110 VOS What Number is God?

I had high hopes for this book. The premise is a good one: applying the ideas of metamathematics to philosophy and religion in a hopes of providing a new framework for considering these ideas. Sarah Voss’s project is, in effect, one of attempting to conceive a new metaphysics on a mathematical basis.

Unfortunately, it seems that not only does Voss not succeed in her effort, but she manages to fall into some of the traps that modern mathematical thought is meant to avoid, particularly, in one case near the end of the book, conceiving of her metaphysics as a set which contains itself. Bertrand Russell was the first to identify the problem with this in his definition of “perfect sets”: A perfect set is a set which does not contain itself. In this instance, we’re left with the question of whether P the set of all perfect sets is itself a perfect set. If it is a perfect set, it does not contain itself, but since P contains all perfect sets, it must contain itself and cannot be perfect. If P is not a perfect set, then it contains itself, but P is defined as the set of all perfect sets and thus is perfect.

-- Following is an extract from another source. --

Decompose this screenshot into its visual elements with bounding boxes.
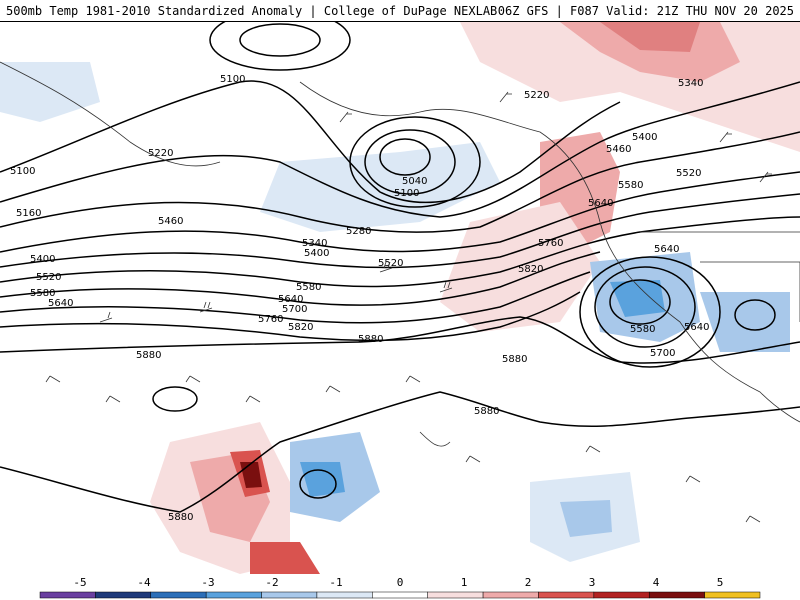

It was just this sort of difficulty that led to Gödel’s examination of metamathematics and his famous incompleteness theorem, in short a set of mathematical symbols (with symbols defined broadly enough to allow all mathematical proofs to be expressed with these symbols) cannot prove all statements about those symbols, in short there are mathematical statements which cannot be proven false or true within the system of mathematical statements (it does not, however, provide any means of determining whether a mathematical statement is, in fact, among those unprovable statements, meaning that the efforts at proving such theorem’s as the Riemann Hypothesis could quite possibly be attempting to prove the unprovable).

Voss occasionally comes frustratingly close to seeing how this sort of metamathematical thought could be applied to philosophy or religion, but sadly she doesn’t seem to have sufficient mathematical sophistication herself to actually complete her project.